If it materialises, the takeover will create the world’s largest oil and gas company – worth twice the value of British Petroleum and considerably more than US energy giant Chevron – and increase Shell’s oil and gas reserves by around 25% and the volume of its production by 20%, particularly in Australia’s liquid natural gas (LNG) market and in deep water oil exploration off the Brazilian coast.
“This is an important transaction for Shell, accelerating the delivery of our strategy for shareholders. The result will be a more competitive, stronger company for both sets of shareholders in today’s volatile oil price world,” said Jorma Ollila, Chairman of Shell in a statement.
“BG shareholders will receive significant value through the premium being offered for their shares.
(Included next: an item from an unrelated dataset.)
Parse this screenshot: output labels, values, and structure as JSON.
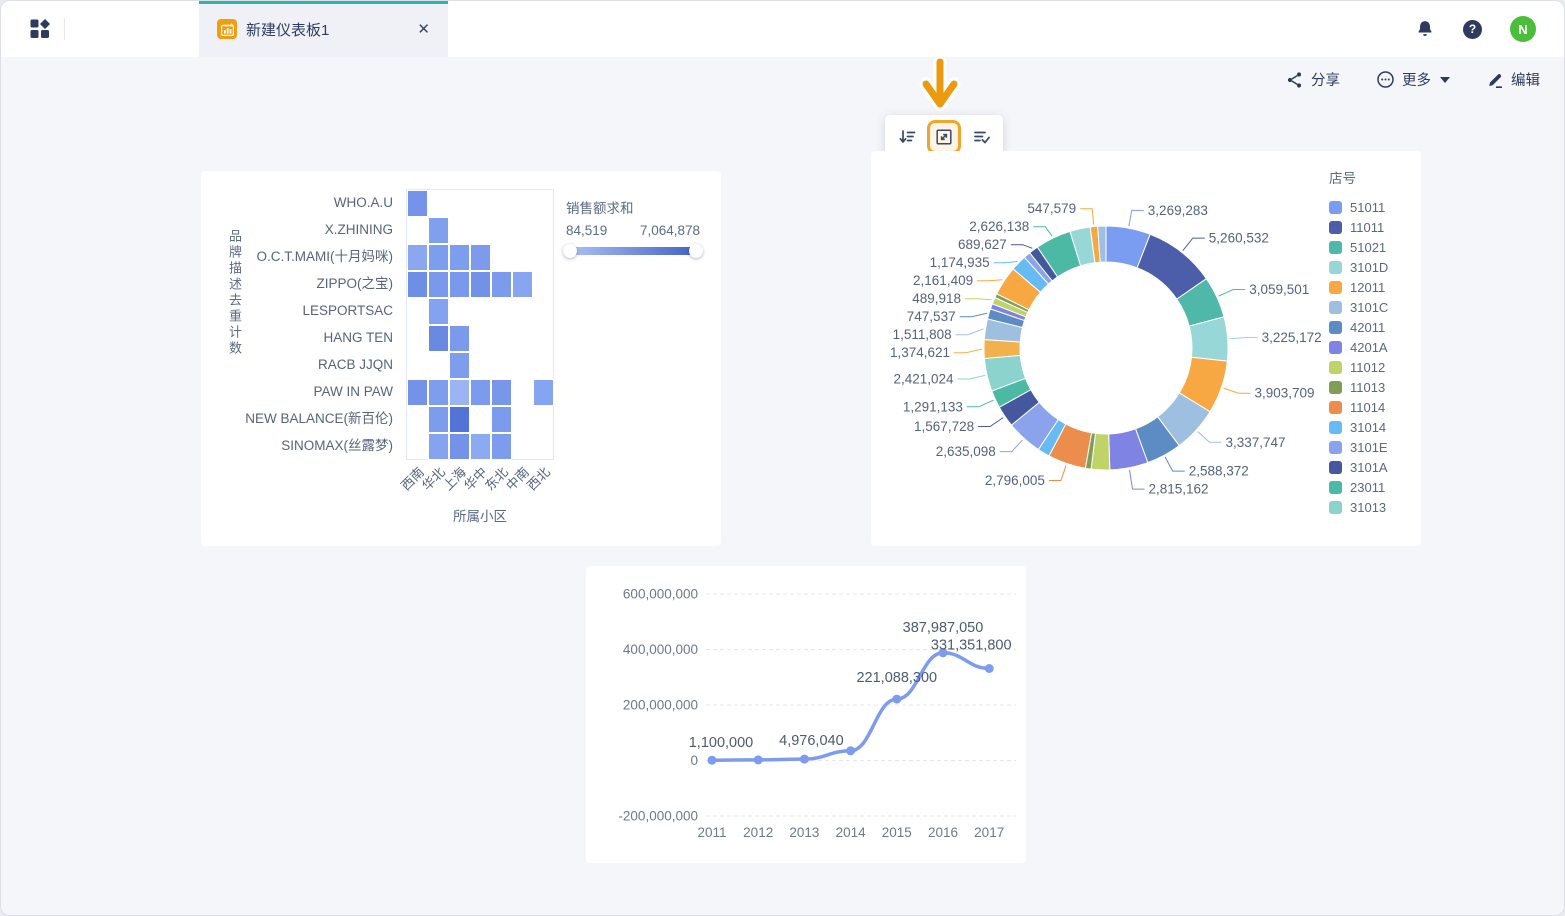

They will become shareholders in Shell, accessing an attractive dividend policy, a share in the significant synergies and the compelling upside and enhanced operating capability of the combined group.”
Andrew Gould, Chairman of BG said Shell’s offer represented an excellent opportunity for BG shareholders, providing them with an attractive premium and a substantial cash return.
“BG has a strong portfolio of operations including growth assets in Australia and Brazil and a highly competitive LNG business, as well as an enviable track record of exploration success. The BG Board remains confident in BG’s long-term prospects under the leadership of Helge Lund,” Mr Gould said.
“Shell’s offer, however, allows us to accelerate and de-risk the delivery of this value. The structure of the offer will provide BG shareholders with an attractive premium and a substantial cash return as well as enabling them, if they wish, to participate in the benefits of the combination through the share component. For these reasons, the BG Board recommends the offer.”
The deal, subject to shareholder and regulatory approval, will give Shell access to a number of oil and gas reserves, most notably in Brazil and Australia, where the company will gain control over BG’s recently completed Curtis LNG terminal in Queensland and use the infrastructure to exploit the massive LNG reserves in the state.
The deal will also mark the reversal of Shell’s recent policy in Australia, which saw the company sell its Geelong refinery to Viva Energy in 2014 for $2.4 billion and reduce its stake in Woodside Petroleum and the Wheatstone LNG joint venture in the same year.